A case in point: I was recently working on some multi-language HTML files, and I decided to try a fun test with CSS: I defined a whole lot of classes whose names were in Chinese. This made sense, since these classes were being used for pieces of the text that contained mostly Chinese characters, not counting things like spaces and punctuation. I tested the CSS using more than a dozen browsers that I have installed on my linux and OSX test machines. I was unable to find a single case where it didn't work. I even hunted down some Windows boxes and tested the files on IE6 and IE7; the worked fine (despite the well-known CSS incompatibilities in IE
Now, I don't think for a second that the writers of all those browsers spent time making sure that their code could handle UTF-8-encoded Chinese identifiers in CSS. I suspect that most of them never even considered the possibility. I'd bet that the code just takes anything that's not a significant character in CSS syntax, and tacitly treats it as a "letter". This is all it takes to make UTF-8 work correctly in this case.

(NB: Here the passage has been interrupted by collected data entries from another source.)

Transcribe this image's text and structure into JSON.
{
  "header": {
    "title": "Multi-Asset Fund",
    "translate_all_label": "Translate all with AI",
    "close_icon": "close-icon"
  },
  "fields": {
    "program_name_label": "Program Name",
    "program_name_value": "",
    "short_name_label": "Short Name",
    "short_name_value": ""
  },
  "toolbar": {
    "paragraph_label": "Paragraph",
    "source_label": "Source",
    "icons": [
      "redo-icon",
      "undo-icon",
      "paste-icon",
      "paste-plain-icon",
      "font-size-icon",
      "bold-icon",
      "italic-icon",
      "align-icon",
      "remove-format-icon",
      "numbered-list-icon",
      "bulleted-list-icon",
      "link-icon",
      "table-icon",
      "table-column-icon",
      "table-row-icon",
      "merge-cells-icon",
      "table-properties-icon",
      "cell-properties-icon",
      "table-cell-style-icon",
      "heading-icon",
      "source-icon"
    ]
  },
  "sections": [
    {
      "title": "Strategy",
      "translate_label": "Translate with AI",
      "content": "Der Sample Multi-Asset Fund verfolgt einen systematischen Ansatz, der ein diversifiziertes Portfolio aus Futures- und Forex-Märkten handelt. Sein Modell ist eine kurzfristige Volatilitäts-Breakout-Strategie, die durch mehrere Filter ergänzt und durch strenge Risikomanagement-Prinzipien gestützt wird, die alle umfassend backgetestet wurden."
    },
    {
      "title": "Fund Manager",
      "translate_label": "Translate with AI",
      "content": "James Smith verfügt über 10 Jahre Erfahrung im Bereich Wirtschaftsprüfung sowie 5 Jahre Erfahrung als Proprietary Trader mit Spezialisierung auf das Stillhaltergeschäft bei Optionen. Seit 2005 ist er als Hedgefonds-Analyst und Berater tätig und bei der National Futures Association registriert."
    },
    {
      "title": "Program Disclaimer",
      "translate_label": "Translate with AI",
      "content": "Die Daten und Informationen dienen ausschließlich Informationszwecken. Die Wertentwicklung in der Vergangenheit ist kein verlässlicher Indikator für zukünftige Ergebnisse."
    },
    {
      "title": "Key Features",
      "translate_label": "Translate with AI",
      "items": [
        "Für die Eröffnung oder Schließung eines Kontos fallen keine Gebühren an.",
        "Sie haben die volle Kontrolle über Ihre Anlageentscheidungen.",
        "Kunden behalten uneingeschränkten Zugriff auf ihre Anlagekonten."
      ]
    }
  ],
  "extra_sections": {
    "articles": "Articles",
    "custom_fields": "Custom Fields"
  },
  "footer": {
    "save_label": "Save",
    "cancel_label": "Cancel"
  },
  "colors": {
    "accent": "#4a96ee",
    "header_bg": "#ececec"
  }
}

I did mention this in a couple of browsers' newsgroups. The responses were basically of the form "Well, of course it works. Why wouldn't it? You don't need special code to handle charset=UTF-8, except for the rendering. You'd have to be a fairly incompetent programmer to write code that doesn't work correctly with UTF-8. Except for rendering."
I can hear people saying "but those browsers all need to render the text." Yeah, but the CSS routines don't render text. They parse the CSS input, and fill in fields in data structures that tell the rendering code how to position and color the text. But the charset-handling code is probably not called anywhere in the CSS modules; it's only called in the few places that actually need to color pixels on the screen.

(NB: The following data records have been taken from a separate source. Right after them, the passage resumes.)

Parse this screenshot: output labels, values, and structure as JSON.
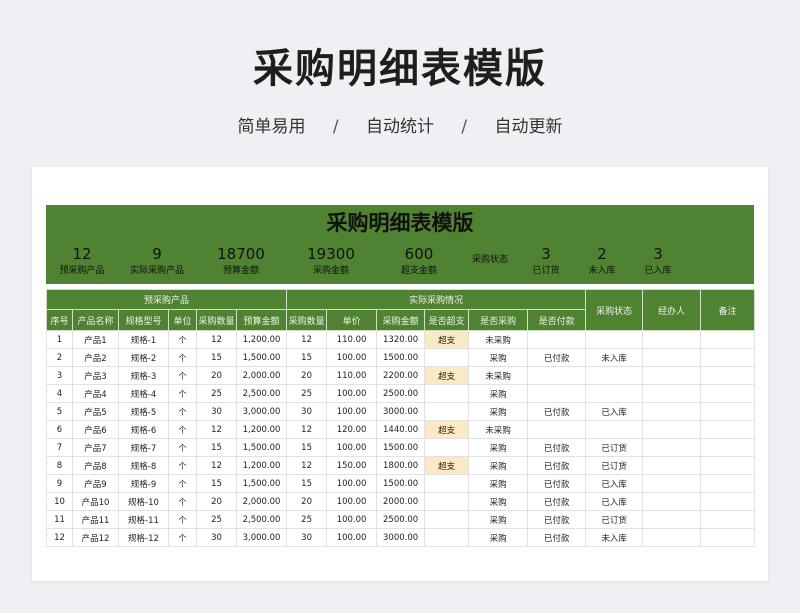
{
  "header": {
    "title": "采购明细表模版",
    "tags": [
      "简单易用",
      "自动统计",
      "自动更新"
    ],
    "sep": "/"
  },
  "sheet": {
    "title": "采购明细表模版",
    "summary": [
      {
        "value": "12",
        "label": "预采购产品"
      },
      {
        "value": "9",
        "label": "实际采购产品"
      },
      {
        "value": "18700",
        "label": "预算金额"
      },
      {
        "value": "19300",
        "label": "采购金额"
      },
      {
        "value": "600",
        "label": "超支金额"
      },
      {
        "value": "",
        "label": "采购状态"
      },
      {
        "value": "3",
        "label": "已订货"
      },
      {
        "value": "2",
        "label": "未入库"
      },
      {
        "value": "3",
        "label": "已入库"
      }
    ],
    "group_headers": {
      "planned": "预采购产品",
      "actual": "实际采购情况",
      "status": "采购状态",
      "handler": "经办人",
      "remark": "备注"
    },
    "columns": [
      "序号",
      "产品名称",
      "规格型号",
      "单位",
      "采购数量",
      "预算金额",
      "采购数量",
      "单价",
      "采购金额",
      "是否超支",
      "是否采购",
      "是否付款"
    ],
    "rows": [
      [
        "1",
        "产品1",
        "规格-1",
        "个",
        "12",
        "1,200.00",
        "12",
        "110.00",
        "1320.00",
        "超支",
        "未采购",
        "",
        ""
      ],
      [
        "2",
        "产品2",
        "规格-2",
        "个",
        "15",
        "1,500.00",
        "15",
        "100.00",
        "1500.00",
        "",
        "采购",
        "已付款",
        "未入库"
      ],
      [
        "3",
        "产品3",
        "规格-3",
        "个",
        "20",
        "2,000.00",
        "20",
        "110.00",
        "2200.00",
        "超支",
        "未采购",
        "",
        ""
      ],
      [
        "4",
        "产品4",
        "规格-4",
        "个",
        "25",
        "2,500.00",
        "25",
        "100.00",
        "2500.00",
        "",
        "采购",
        "",
        ""
      ],
      [
        "5",
        "产品5",
        "规格-5",
        "个",
        "30",
        "3,000.00",
        "30",
        "100.00",
        "3000.00",
        "",
        "采购",
        "已付款",
        "已入库"
      ],
      [
        "6",
        "产品6",
        "规格-6",
        "个",
        "12",
        "1,200.00",
        "12",
        "120.00",
        "1440.00",
        "超支",
        "未采购",
        "",
        ""
      ],
      [
        "7",
        "产品7",
        "规格-7",
        "个",
        "15",
        "1,500.00",
        "15",
        "100.00",
        "1500.00",
        "",
        "采购",
        "已付款",
        "已订货"
      ],
      [
        "8",
        "产品8",
        "规格-8",
        "个",
        "12",
        "1,200.00",
        "12",
        "150.00",
        "1800.00",
        "超支",
        "采购",
        "已付款",
        "已订货"
      ],
      [
        "9",
        "产品9",
        "规格-9",
        "个",
        "15",
        "1,500.00",
        "15",
        "100.00",
        "1500.00",
        "",
        "采购",
        "已付款",
        "已入库"
      ],
      [
        "10",
        "产品10",
        "规格-10",
        "个",
        "20",
        "2,000.00",
        "20",
        "100.00",
        "2000.00",
        "",
        "采购",
        "已付款",
        "已入库"
      ],
      [
        "11",
        "产品11",
        "规格-11",
        "个",
        "25",
        "2,500.00",
        "25",
        "100.00",
        "2500.00",
        "",
        "采购",
        "已付款",
        "已订货"
      ],
      [
        "12",
        "产品12",
        "规格-12",
        "个",
        "30",
        "3,000.00",
        "30",
        "100.00",
        "3000.00",
        "",
        "采购",
        "已付款",
        "未入库"
      ]
    ],
    "colors": {
      "header_green": "#4f8331",
      "warn_fill": "#fbe9c4"
    }
  }
}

Lots of people have suggested declaring UTF-8 to be the only encoding for URLs. If this is done, there's probably very little URL-handling code anywhere that needs to be changed; it'll mostly "just work", because char codes 0x800 to 0xFF are treated as "letters". The only question is whether the final step of rendering the text's pixels will produce the right glyph, and the URL-handling code doesn't care about that.
I happen to have a DNS server handy. Maybe I'll try a little test: In one of the domains, I'll add hostnames in Russian, Chinese, Arabic, and maybe a few other non-Roman alphabets. I'll wait a while, and see if I can access the machines via those names from a few other machines. I'll predict that it'll also "just work".
Those who do study history are doomed to stand helplessly by while everyone else repeats it.